Stable vs. Unstable Fractures

Beyond location, doctors assess whether the fracture is stable or unstable. A stable fracture is one where the bone pieces haven’t shifted apart. The break may be an incomplete crack through only one side of the bone, or a complete but perfectly aligned line. These fractures are treated with a cast or splint.

Unstable fractures involve displacement (the bone fragments have shifted more than about 1 mm apart), comminution (the bone has broken into more than two pieces), or changes in the normal alignment of the surrounding wrist bones. On imaging, an unstable fracture might show a widened gap at the fracture line, a small loose fragment along the thumb side of the bone, or an abnormal angle between the scaphoid and its neighboring bones. Unstable fractures typically need surgical fixation with a screw to hold the pieces together.

How Long Healing Takes

Healing time depends directly on where the bone broke. Fractures of the tubercle, the most superficial part of the scaphoid near the palm, heal the fastest, often within four weeks in a cast. Waist fractures take longer, generally eight to twelve weeks of immobilization for stable breaks. Proximal pole fractures are the slowest to heal because of limited blood supply, and they carry the highest risk of complications even with proper treatment.

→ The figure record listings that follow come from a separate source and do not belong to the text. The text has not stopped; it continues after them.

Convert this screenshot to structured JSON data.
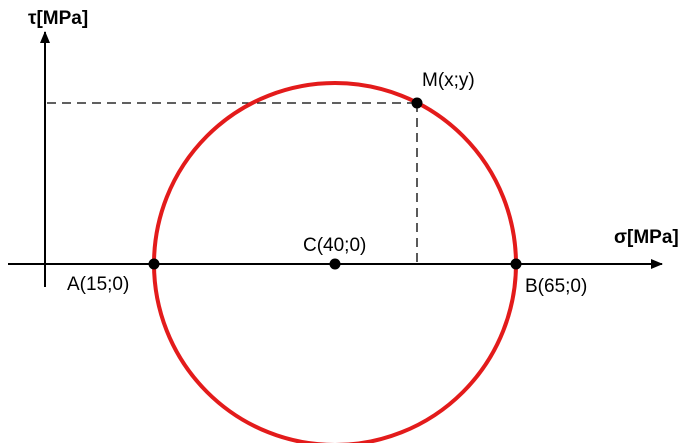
{
  "axes": {
    "tau_label": "τ[MPa]",
    "sigma_label": "σ[MPa]"
  },
  "points": {
    "A": {
      "label": "A(15;0)",
      "sigma": 15,
      "tau": 0
    },
    "B": {
      "label": "B(65;0)",
      "sigma": 65,
      "tau": 0
    },
    "C": {
      "label": "C(40;0)",
      "sigma": 40,
      "tau": 0
    },
    "M": {
      "label": "M(x;y)"
    }
  },
  "circle": {
    "center_sigma": 40,
    "radius": 25,
    "color": "#e31b1b"
  },
  "colors": {
    "axis": "#000000",
    "point": "#000000",
    "dashed": "#000000"
  }
}
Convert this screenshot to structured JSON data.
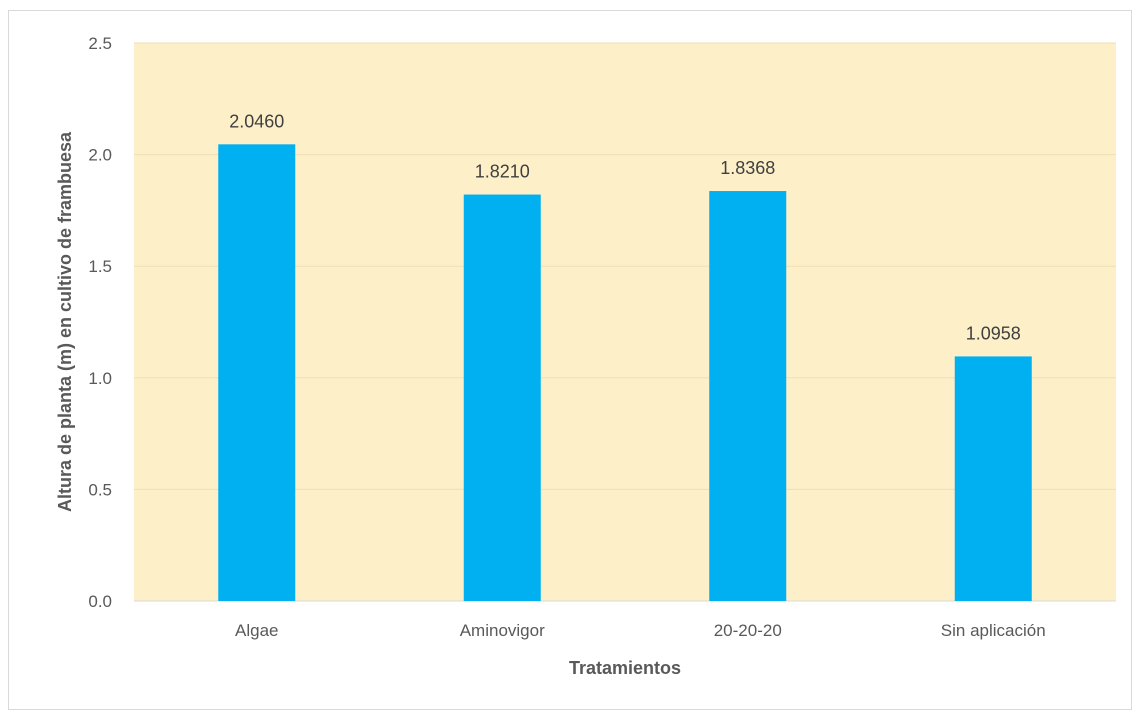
{
  "chart_data": {
    "type": "bar",
    "categories": [
      "Algae",
      "Aminovigor",
      "20-20-20",
      "Sin aplicación"
    ],
    "values": [
      2.046,
      1.821,
      1.8368,
      1.0958
    ],
    "data_labels": [
      "2.0460",
      "1.8210",
      "1.8368",
      "1.0958"
    ],
    "title": "",
    "xlabel": "Tratamientos",
    "ylabel": "Altura de planta (m) en cultivo de frambuesa",
    "ylim": [
      0,
      2.5
    ],
    "yticks": [
      "0.0",
      "0.5",
      "1.0",
      "1.5",
      "2.0",
      "2.5"
    ],
    "grid": true,
    "legend": "none",
    "colors": {
      "bar": "#00b0f0",
      "plot_background": "#fdefc8",
      "gridline": "#eedfb4",
      "axis_line": "#d9d9d9"
    }
  }
}
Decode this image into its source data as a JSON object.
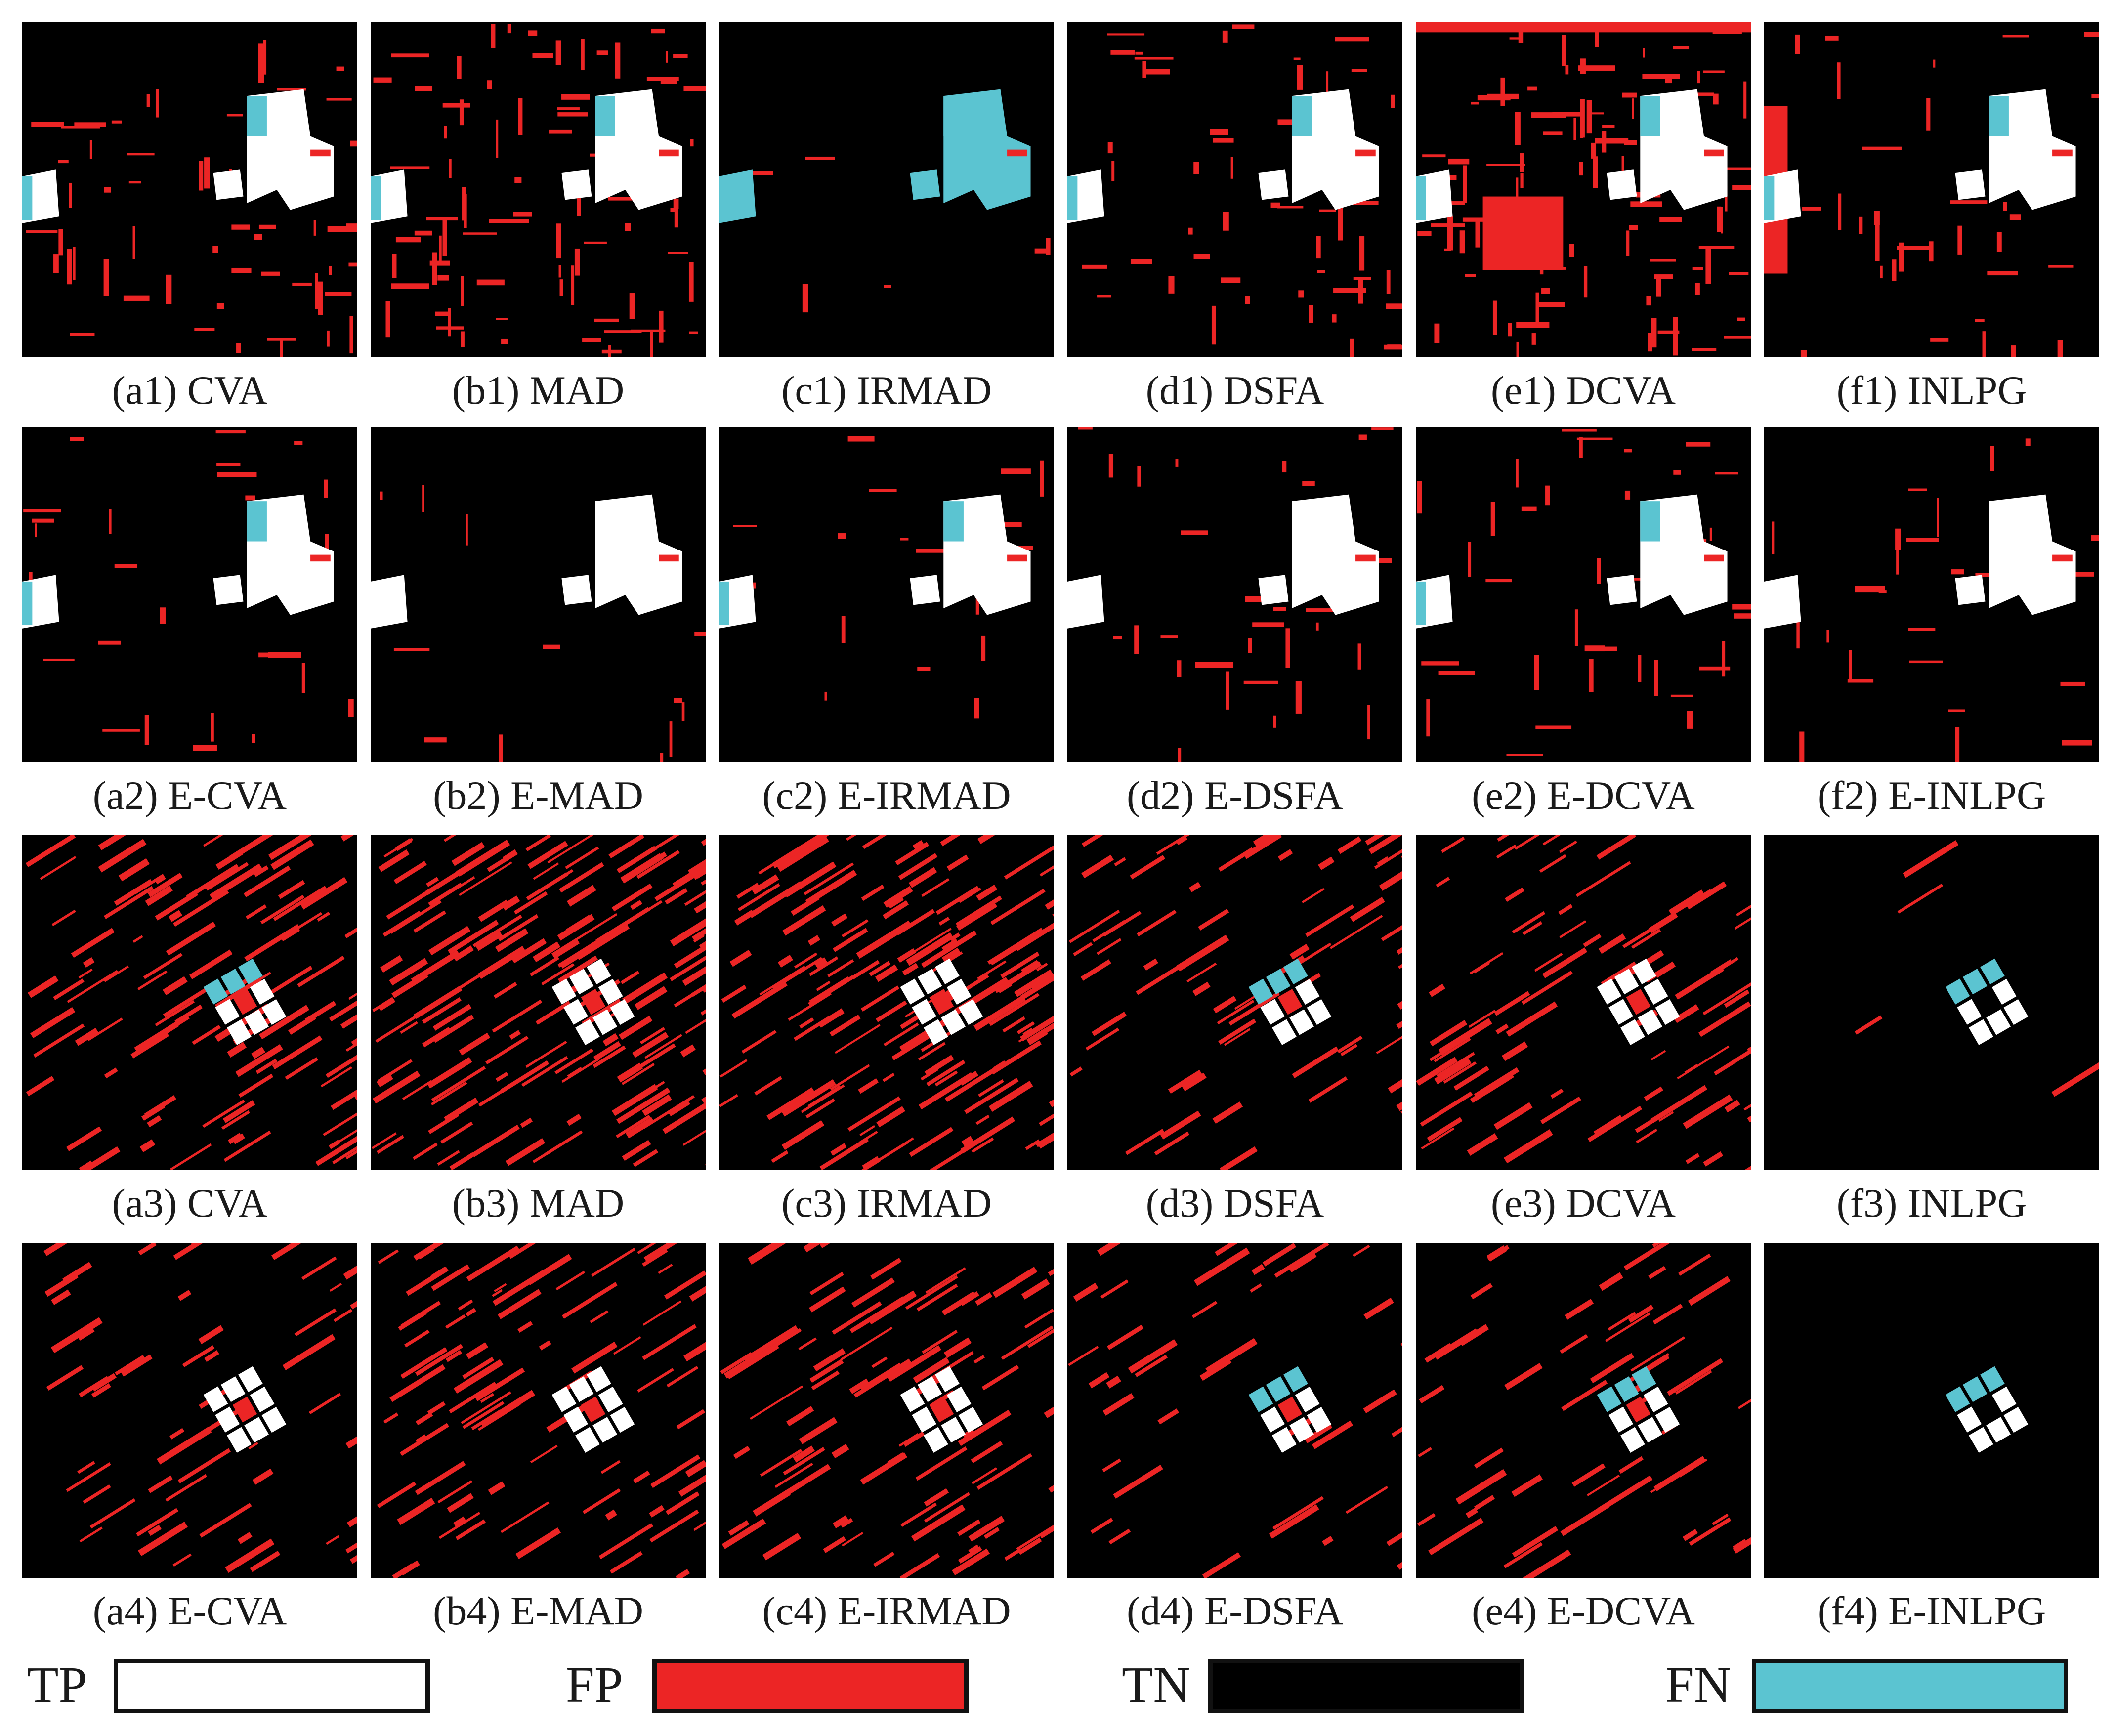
{
  "colors": {
    "TP": "#ffffff",
    "FP": "#ec2525",
    "TN": "#000000",
    "FN": "#5bc4d1",
    "border": "#111111"
  },
  "panels": [
    {
      "caption": "(a1) CVA",
      "row": 1,
      "col": 1
    },
    {
      "caption": "(b1) MAD",
      "row": 1,
      "col": 2
    },
    {
      "caption": "(c1) IRMAD",
      "row": 1,
      "col": 3
    },
    {
      "caption": "(d1) DSFA",
      "row": 1,
      "col": 4
    },
    {
      "caption": "(e1) DCVA",
      "row": 1,
      "col": 5
    },
    {
      "caption": "(f1) INLPG",
      "row": 1,
      "col": 6
    },
    {
      "caption": "(a2) E-CVA",
      "row": 2,
      "col": 1
    },
    {
      "caption": "(b2) E-MAD",
      "row": 2,
      "col": 2
    },
    {
      "caption": "(c2) E-IRMAD",
      "row": 2,
      "col": 3
    },
    {
      "caption": "(d2) E-DSFA",
      "row": 2,
      "col": 4
    },
    {
      "caption": "(e2) E-DCVA",
      "row": 2,
      "col": 5
    },
    {
      "caption": "(f2) E-INLPG",
      "row": 2,
      "col": 6
    },
    {
      "caption": "(a3) CVA",
      "row": 3,
      "col": 1
    },
    {
      "caption": "(b3) MAD",
      "row": 3,
      "col": 2
    },
    {
      "caption": "(c3) IRMAD",
      "row": 3,
      "col": 3
    },
    {
      "caption": "(d3) DSFA",
      "row": 3,
      "col": 4
    },
    {
      "caption": "(e3) DCVA",
      "row": 3,
      "col": 5
    },
    {
      "caption": "(f3) INLPG",
      "row": 3,
      "col": 6
    },
    {
      "caption": "(a4) E-CVA",
      "row": 4,
      "col": 1
    },
    {
      "caption": "(b4) E-MAD",
      "row": 4,
      "col": 2
    },
    {
      "caption": "(c4) E-IRMAD",
      "row": 4,
      "col": 3
    },
    {
      "caption": "(d4) E-DSFA",
      "row": 4,
      "col": 4
    },
    {
      "caption": "(e4) E-DCVA",
      "row": 4,
      "col": 5
    },
    {
      "caption": "(f4) E-INLPG",
      "row": 4,
      "col": 6
    }
  ],
  "legend": [
    {
      "label": "TP",
      "color_key": "TP"
    },
    {
      "label": "FP",
      "color_key": "FP"
    },
    {
      "label": "TN",
      "color_key": "TN"
    },
    {
      "label": "FN",
      "color_key": "FN"
    }
  ]
}
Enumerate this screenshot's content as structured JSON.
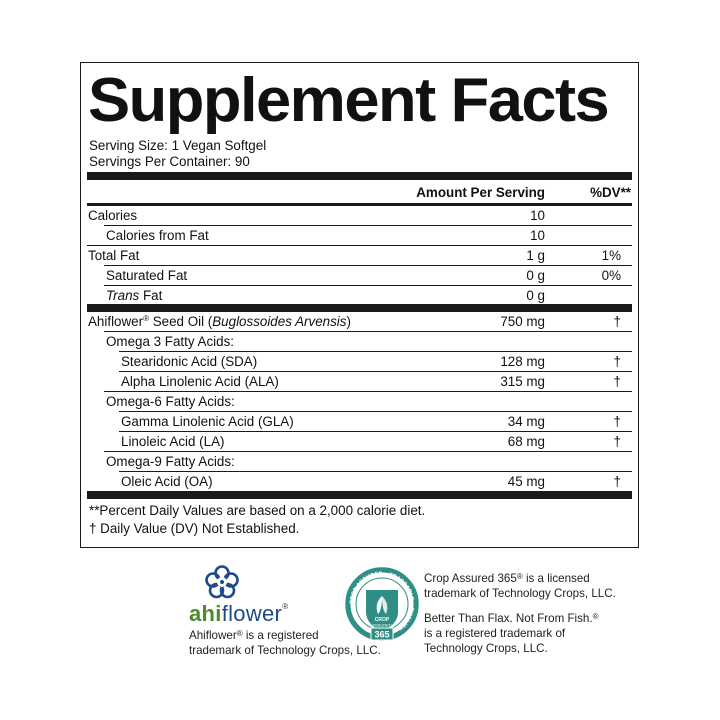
{
  "panel": {
    "title": "Supplement Facts",
    "serving_size": "Serving Size: 1 Vegan Softgel",
    "servings_per_container": "Servings Per Container: 90",
    "header_amount": "Amount Per Serving",
    "header_dv": "%DV**",
    "section1": [
      {
        "label": "Calories",
        "amount": "10",
        "dv": "",
        "indent": 0
      },
      {
        "label": "Calories from Fat",
        "amount": "10",
        "dv": "",
        "indent": 1
      },
      {
        "label": "Total Fat",
        "amount": "1 g",
        "dv": "1%",
        "indent": 0
      },
      {
        "label": "Saturated Fat",
        "amount": "0 g",
        "dv": "0%",
        "indent": 1
      },
      {
        "label_italic": "Trans",
        "label_rest": " Fat",
        "amount": "0 g",
        "dv": "",
        "indent": 1
      }
    ],
    "oil": {
      "name": "Ahiflower",
      "reg": "®",
      "name_rest": " Seed Oil (",
      "latin": "Buglossoides Arvensis",
      "close": ")",
      "amount": "750 mg",
      "dv": "†"
    },
    "section2": [
      {
        "label": "Omega 3 Fatty Acids:",
        "amount": "",
        "dv": "",
        "indent": 1
      },
      {
        "label": "Stearidonic Acid (SDA)",
        "amount": "128 mg",
        "dv": "†",
        "indent": 2
      },
      {
        "label": "Alpha Linolenic Acid (ALA)",
        "amount": "315 mg",
        "dv": "†",
        "indent": 2
      },
      {
        "label": "Omega-6 Fatty Acids:",
        "amount": "",
        "dv": "",
        "indent": 1
      },
      {
        "label": "Gamma Linolenic Acid (GLA)",
        "amount": "34 mg",
        "dv": "†",
        "indent": 2
      },
      {
        "label": "Linoleic Acid (LA)",
        "amount": "68 mg",
        "dv": "†",
        "indent": 2
      },
      {
        "label": "Omega-9 Fatty Acids:",
        "amount": "",
        "dv": "",
        "indent": 1
      },
      {
        "label": "Oleic Acid (OA)",
        "amount": "45 mg",
        "dv": "†",
        "indent": 2
      }
    ],
    "footnote1": "**Percent Daily Values are based on a 2,000 calorie diet.",
    "footnote2": "† Daily Value (DV) Not Established."
  },
  "logos": {
    "ahiflower_ahi": "ahi",
    "ahiflower_flower": "flower",
    "ahiflower_reg": "®",
    "ahiflower_note1_a": "Ahiflower",
    "ahiflower_note1_reg": "®",
    "ahiflower_note1_b": " is a registered",
    "ahiflower_note2": "trademark of Technology Crops, LLC.",
    "crop_badge_top": "CROP",
    "crop_badge_mid": "ASSURED",
    "crop_badge_num": "365",
    "crop_badge_ring": "CROP ASSURED · TRACEABLE · QUALITY",
    "crop_note1_a": "Crop Assured 365",
    "crop_note1_reg": "®",
    "crop_note1_b": " is a licensed",
    "crop_note2": "trademark of Technology Crops, LLC.",
    "btf_note1_a": "Better Than Flax. Not From Fish.",
    "btf_note1_reg": "®",
    "btf_note2": "is a registered trademark of",
    "btf_note3": "Technology Crops, LLC."
  },
  "colors": {
    "ink": "#1a1a1a",
    "ahi_green": "#4a8b2c",
    "ahi_blue": "#1f4a8a",
    "crop_teal": "#2f8f86"
  }
}
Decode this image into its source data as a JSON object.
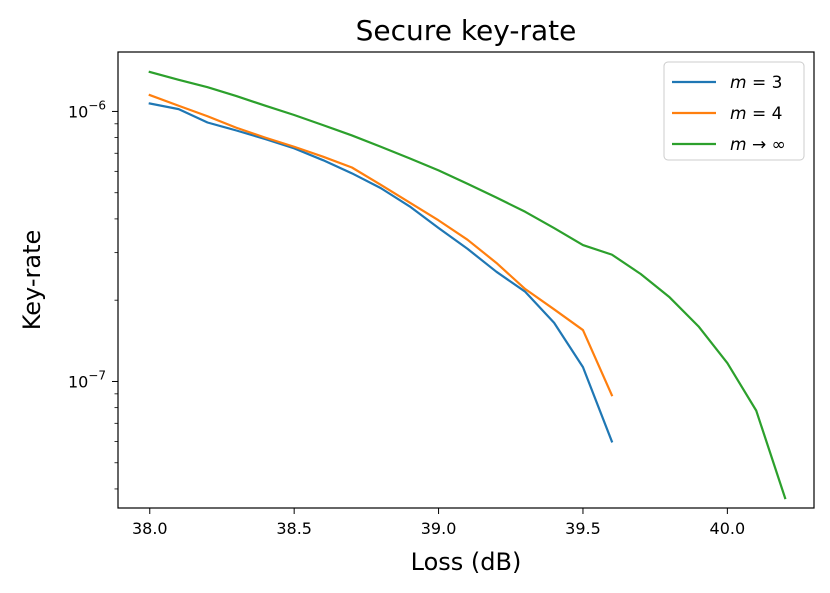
{
  "chart_data": {
    "type": "line",
    "title": "Secure key-rate",
    "xlabel": "Loss (dB)",
    "ylabel": "Key-rate",
    "xlim": [
      37.89,
      40.3
    ],
    "ylim": [
      3.4e-08,
      1.66e-06
    ],
    "yscale": "log",
    "grid": false,
    "legend_position": "top-right",
    "x_ticks": [
      {
        "value": 38.0,
        "label": "38.0"
      },
      {
        "value": 38.5,
        "label": "38.5"
      },
      {
        "value": 39.0,
        "label": "39.0"
      },
      {
        "value": 39.5,
        "label": "39.5"
      },
      {
        "value": 40.0,
        "label": "40.0"
      }
    ],
    "y_ticks": [
      {
        "value": 1e-06,
        "base": "10",
        "exp": "−6"
      },
      {
        "value": 1e-07,
        "base": "10",
        "exp": "−7"
      }
    ],
    "series": [
      {
        "name_var": "m",
        "name_rest": " = 3",
        "color": "#1f77b4",
        "x": [
          38.0,
          38.1,
          38.2,
          38.3,
          38.4,
          38.5,
          38.6,
          38.7,
          38.8,
          38.9,
          39.0,
          39.1,
          39.2,
          39.3,
          39.4,
          39.5,
          39.6
        ],
        "y": [
          1.07e-06,
          1.02e-06,
          9.1e-07,
          8.5e-07,
          7.9e-07,
          7.3e-07,
          6.6e-07,
          5.9e-07,
          5.2e-07,
          4.45e-07,
          3.7e-07,
          3.1e-07,
          2.55e-07,
          2.15e-07,
          1.65e-07,
          1.13e-07,
          6e-08
        ]
      },
      {
        "name_var": "m",
        "name_rest": " = 4",
        "color": "#ff7f0e",
        "x": [
          38.0,
          38.1,
          38.2,
          38.3,
          38.4,
          38.5,
          38.6,
          38.7,
          38.8,
          38.9,
          39.0,
          39.1,
          39.2,
          39.3,
          39.4,
          39.5,
          39.6
        ],
        "y": [
          1.15e-06,
          1.05e-06,
          9.6e-07,
          8.7e-07,
          8e-07,
          7.4e-07,
          6.8e-07,
          6.2e-07,
          5.35e-07,
          4.6e-07,
          3.95e-07,
          3.35e-07,
          2.75e-07,
          2.2e-07,
          1.85e-07,
          1.55e-07,
          8.9e-08
        ]
      },
      {
        "name_var": "m",
        "name_rest": " → ∞",
        "color": "#2ca02c",
        "x": [
          38.0,
          38.1,
          38.2,
          38.3,
          38.4,
          38.5,
          38.6,
          38.7,
          38.8,
          38.9,
          39.0,
          39.1,
          39.2,
          39.3,
          39.4,
          39.5,
          39.6,
          39.7,
          39.8,
          39.9,
          40.0,
          40.1,
          40.2
        ],
        "y": [
          1.4e-06,
          1.31e-06,
          1.23e-06,
          1.14e-06,
          1.05e-06,
          9.7e-07,
          8.9e-07,
          8.15e-07,
          7.4e-07,
          6.7e-07,
          6.05e-07,
          5.4e-07,
          4.8e-07,
          4.25e-07,
          3.7e-07,
          3.2e-07,
          2.95e-07,
          2.5e-07,
          2.05e-07,
          1.6e-07,
          1.17e-07,
          7.8e-08,
          3.7e-08
        ]
      }
    ]
  }
}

During immobilization, the cast typically extends from below the elbow to beyond the thumb, keeping the wrist and thumb base still. Some doctors include the thumb in the cast, while others use a shorter splint for stable distal fractures. Repeat imaging is done during follow-up to confirm the bone is healing, since the scaphoid’s tricky blood supply means nonunion (where the bone simply doesn’t knit back together) is a real possibility if the fracture isn’t recognized or adequately immobilized early on.